Play

Posted By Terry

Play is a perpetual motion machine that generates and uses energy simultaneously and about equally, at least until we get to what Emily Dickinson calls “The manner of the children, who weary of the day, / Themselves the noisy playthings they cannot put away.”

Gardner recently ended a post with this comment and it has been knocking around in my head. People who know me have often heard my rant that goes something like this: kids start out as expert learners, learning through their playing, and then we send them to school and kill of their desire to learn by making play into work. What divides play from work? I think it has something to do with external reward, and the results can be differentiated as Gardner suggests–by graphing the flow of energy. Work uses energy and results in the external reward of money. Play is different; it both uses and generates energy.

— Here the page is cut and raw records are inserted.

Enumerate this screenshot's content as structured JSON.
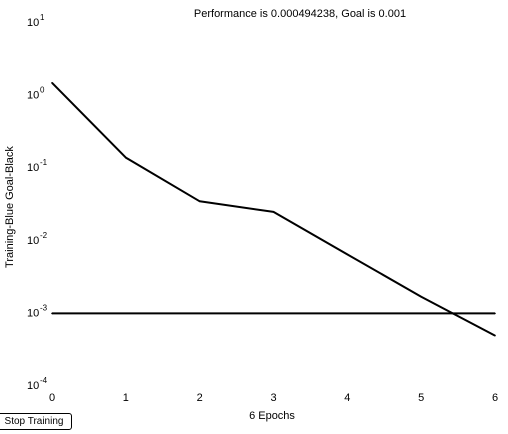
{
  "chart_data": {
    "type": "line",
    "title": "Performance is 0.000494238, Goal is 0.001",
    "xlabel": "6 Epochs",
    "ylabel": "Training-Blue  Goal-Black",
    "xlim": [
      0,
      6
    ],
    "ylim_log10": [
      -4,
      1
    ],
    "yscale": "log",
    "x_ticks": [
      "0",
      "1",
      "2",
      "3",
      "4",
      "5",
      "6"
    ],
    "y_ticks": [
      {
        "base": "10",
        "exp": "-4",
        "log10": -4
      },
      {
        "base": "10",
        "exp": "-3",
        "log10": -3
      },
      {
        "base": "10",
        "exp": "-2",
        "log10": -2
      },
      {
        "base": "10",
        "exp": "-1",
        "log10": -1
      },
      {
        "base": "10",
        "exp": "0",
        "log10": 0
      },
      {
        "base": "10",
        "exp": "1",
        "log10": 1
      }
    ],
    "grid": false,
    "series": [
      {
        "x": [
          0,
          1,
          2,
          3,
          4,
          5,
          6
        ],
        "y": [
          1.5,
          0.14,
          0.035,
          0.025,
          0.0065,
          0.0017,
          0.000494238
        ],
        "color": "#000000"
      },
      {
        "x": [
          0,
          6
        ],
        "y": [
          0.001,
          0.001
        ],
        "color": "#000000"
      }
    ]
  },
  "controls": {
    "stop_label": "Stop Training"
  }
}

One of my goals in teaching is to get my students to play. For our students, that is a tough sell. They have been really successful in our system by being good workers, understanding that if they do as they are told they will be paid with a high grade. This grade is a currency because it is the necessary payment to move to the next level of education and the work world. So they are smart enough to doubt anyone who tries to say “grades don’t matter; it is about the learning and not the grade.” Ultimately that is a lie because we still give them a grade at the end of our time together.

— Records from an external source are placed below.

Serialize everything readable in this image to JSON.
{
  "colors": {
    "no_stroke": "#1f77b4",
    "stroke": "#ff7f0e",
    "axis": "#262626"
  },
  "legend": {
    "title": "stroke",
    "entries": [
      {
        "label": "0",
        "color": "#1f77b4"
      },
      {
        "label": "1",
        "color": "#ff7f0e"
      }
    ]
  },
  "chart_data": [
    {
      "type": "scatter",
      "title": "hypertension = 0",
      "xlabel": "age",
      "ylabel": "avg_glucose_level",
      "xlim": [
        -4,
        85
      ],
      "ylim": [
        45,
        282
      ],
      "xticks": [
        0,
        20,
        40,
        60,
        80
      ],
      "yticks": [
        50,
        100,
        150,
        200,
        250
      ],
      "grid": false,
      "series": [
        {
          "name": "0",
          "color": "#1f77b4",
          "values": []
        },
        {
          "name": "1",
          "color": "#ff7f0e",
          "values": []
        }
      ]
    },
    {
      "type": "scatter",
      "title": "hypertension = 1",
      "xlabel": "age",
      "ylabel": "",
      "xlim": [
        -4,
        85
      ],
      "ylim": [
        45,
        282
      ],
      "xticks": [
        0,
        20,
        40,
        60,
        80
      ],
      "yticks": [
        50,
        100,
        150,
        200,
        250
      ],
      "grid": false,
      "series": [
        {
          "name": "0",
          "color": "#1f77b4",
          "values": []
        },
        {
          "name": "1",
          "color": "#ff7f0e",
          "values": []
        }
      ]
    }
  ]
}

I am well aware of the importance of assessment and feedback (some here have referred to me as the person in charge of assessment for our ipod program, though I like to think I am coordinating the assessment attempts of many…) Research shows that the closer the feedback is to the attempt, the better the learning, (which can be challenging for us writing teachers who need lots of time to generate thoughtful feedback). My time listening to student feeback in the form of voice memos has had a profound effect on me. One of the things I am realizing is this: students are not very good evaluators of their own learning. I find myself laughing at the students who say “I didn’t really learn anything from doing the Creature Feature Podcast or listening to other students’ podcasts because it wasn’t on the test.” Then the same student, when answering the next question (how did your feelings about your creature change?) will speak in detail about the organism he studied, including its scientific name, habitat, etc. I have been trying to figure out why they don’t recognize their own learning. Could part of the answer be that we never let them recognize it? We tell them that WE will let them know what they have learned in the form of a test with a grade attached reflecting how many questions were answered correctly. The Creature Feature Podcast challenged students to both master new technology and to get creative and have some fun when presenting the information. Some of the promise I see in educational technology is that it has the power to pull students back into the world of play and personal investment and creativity. But I think we in higher ed have to be realistic about the system our students were trained in. We may have to spend some time teaching the students the value of play and what real learning is, and give them both the time and space to experience these things. I find lots to be hopeful about for the next generation when I see work such as that of Project NML which I learned about in Christopher Sessum’s blog . Why? Because their conception of how to help devlop children’s “technical literacy” involves the many complexities of play, collaboration, synthesis, etc. It is a much more rich conception than that exhibited in the comments posted on a recent article in “Inside Higher Ed.”  IT seems critically important to me that we grab the potential of new technologies to transform education, and not shove these new activities into old paradigms.